Robert Winnett, deputy editor of the British newspaper The Telegraph, will not join The Washington Post as editor-in-chief.
“We are pleased that Rob Winnett has decided to stay with us. As we all know, he is a talented guy and their loss is our gain,” The Telegraph’s editor-in-chief Chris Evans said in an email to staff.
Washington Post CEO William Lewis confirmed the change in a memo to employees, adding that the paper would launch a formal search for a new editor-in-chief.
“I am sad to announce that Robert Winett has stepped down as editor in chief of The Washington Post,” Lewis wrote. “Rob is someone I have the utmost respect for and an incredibly talented editor and journalist.”
news The Wall Street Journal reported earlier. The paper has reached out to The Washington Post for comment.
Winnett was set to become editor-in-chief of The Washington Post after this fall’s presidential election.
He was selected for the job by a Briton named Lewis, who was recently appointed UK chief executive and publisher. Jeff BezosThe publication is owned by, but has seen a loss of funds in recent years.

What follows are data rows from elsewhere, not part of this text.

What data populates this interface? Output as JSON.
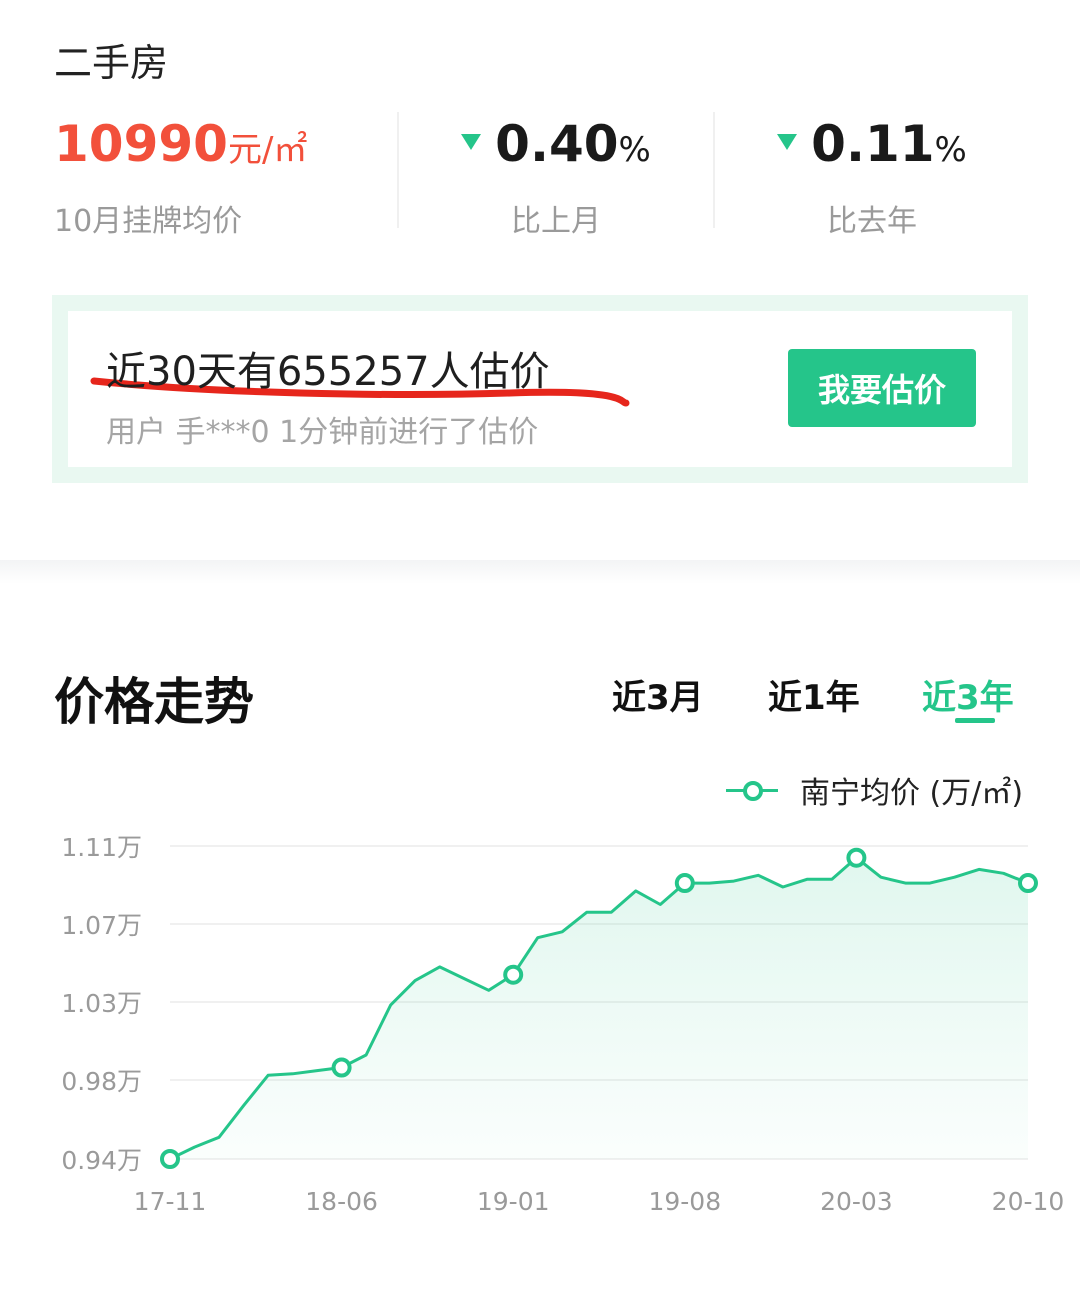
{
  "header": {
    "title": "二手房"
  },
  "stats": {
    "price_value": "10990",
    "price_unit": "元/㎡",
    "price_label": "10月挂牌均价",
    "mom_value": "0.40",
    "mom_unit": "%",
    "mom_label": "比上月",
    "yoy_value": "0.11",
    "yoy_unit": "%",
    "yoy_label": "比去年"
  },
  "evaluation": {
    "title": "近30天有655257人估价",
    "subtitle": "用户 手***0 1分钟前进行了估价",
    "button_label": "我要估价"
  },
  "trend": {
    "title": "价格走势",
    "tabs": [
      {
        "label": "近3月",
        "active": false
      },
      {
        "label": "近1年",
        "active": false
      },
      {
        "label": "近3年",
        "active": true
      }
    ],
    "legend_label": "南宁均价 (万/㎡)"
  },
  "colors": {
    "accent": "#25c58a",
    "price_red": "#f2503b",
    "annotation_red": "#e6261c"
  },
  "chart_data": {
    "type": "area",
    "ylabel": "",
    "xlabel": "",
    "ylim": [
      0.94,
      1.11
    ],
    "y_ticks": [
      {
        "value": 1.11,
        "label": "1.11万"
      },
      {
        "value": 1.07,
        "label": "1.07万"
      },
      {
        "value": 1.03,
        "label": "1.03万"
      },
      {
        "value": 0.98,
        "label": "0.98万"
      },
      {
        "value": 0.94,
        "label": "0.94万"
      }
    ],
    "x_ticks": [
      "17-11",
      "18-06",
      "19-01",
      "19-08",
      "20-03",
      "20-10"
    ],
    "grid": true,
    "legend_position": "top-right",
    "series": [
      {
        "name": "南宁均价 (万/㎡)",
        "values": [
          0.94,
          0.946,
          0.951,
          0.967,
          0.983,
          0.984,
          0.986,
          0.988,
          0.996,
          1.028,
          1.041,
          1.048,
          1.042,
          1.036,
          1.044,
          1.063,
          1.066,
          1.076,
          1.076,
          1.087,
          1.08,
          1.091,
          1.091,
          1.092,
          1.095,
          1.089,
          1.093,
          1.093,
          1.104,
          1.094,
          1.091,
          1.091,
          1.094,
          1.098,
          1.096,
          1.091
        ],
        "marker_indices": [
          0,
          7,
          14,
          21,
          28,
          35
        ]
      }
    ]
  }
}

Lewis’ appointment has sparked outrage within the paper, with Pulitzer Prize-winning reporters publicly calling on Bezos to reverse course and fire Lewis, citing questionable integrity and ethics.
More than a decade ago, Mr Lewis was a senior executive at News International, parent of the now-defunct News of the World, whose journalists were accused of hacking into the phones of senior British officials.
Lewis has denied any wrongdoing in the phone-tapping scandal.
News International was subsequently renamed News UK and became co-owned with the New York Post.
last weekend, The Washington Post published an investigative article. Digging into Winnett’s journalistic past.
The article said Winnett had close ties to a trained actor who used subterfuge and illegal means to obtain information, including one attempt to steal former Prime Minister Tony Blair’s soon-to-be-published memoirs.
a New York Times article Last week it was reported that both Lewis and Winnett had used illegally obtained telephone and company records in newspaper articles while working as journalists in the UK 20 years ago.
Lewis reportedly wrote the article based on information he stole while he was business editor of the Sunday Times.
Winnett’s byline also appeared on other articles that were allegedly based on illegally obtained information, according to the New York Times.
At the time Lewis and Winnett worked at The Sunday Times, the paper relied on the services of a private investigator who later admitted to obtaining information through deceptive means.
But the Sunday Times, which is owned by Times Newspapers Limited, a subsidiary of News Corporation, the Post’s parent company, denies having ever paid anyone to break the law.
The New York Times also reported last week that Lewis, while editor of the Daily Telegraph, paid sources more than £100,000 (equivalent to about $160,000) in exchange for information.
Most American newspapers maintain policies that prohibit paying sources.
News of the appointments of Messrs. Lewis and Winnett has infuriated editorial staff at The Washington Post, who say alleged ethical breaches by the two British journalists make them unfit to hold leadership positions at the venerable newspaper.
Bezos sent a memo to The Washington Post’s top editors on Tuesday saying he was “committed to upholding the quality, ethics and standards we all believe in.”
David Maraniss, the Washington Post’s deputy managing editor and two-time Pulitzer Prize winner, wrote a Facebook post calling on Bezos to fire Lewis.
“I don’t think anyone at The Washington Post believes that the current situation with the publisher and new editor in chief is sustainable,” Maraniss wrote.
“There may be a few, but they are very few.”
Scott Higham, a Pulitzer Prize-winning reporter at the Post, echoed Maraniss’s arguments, replying on Facebook that “Will Lewis needs to step down for the good of The Washington Post and for the good of the American people.”
“He’s lost his newsroom and he’s never going to get it back.”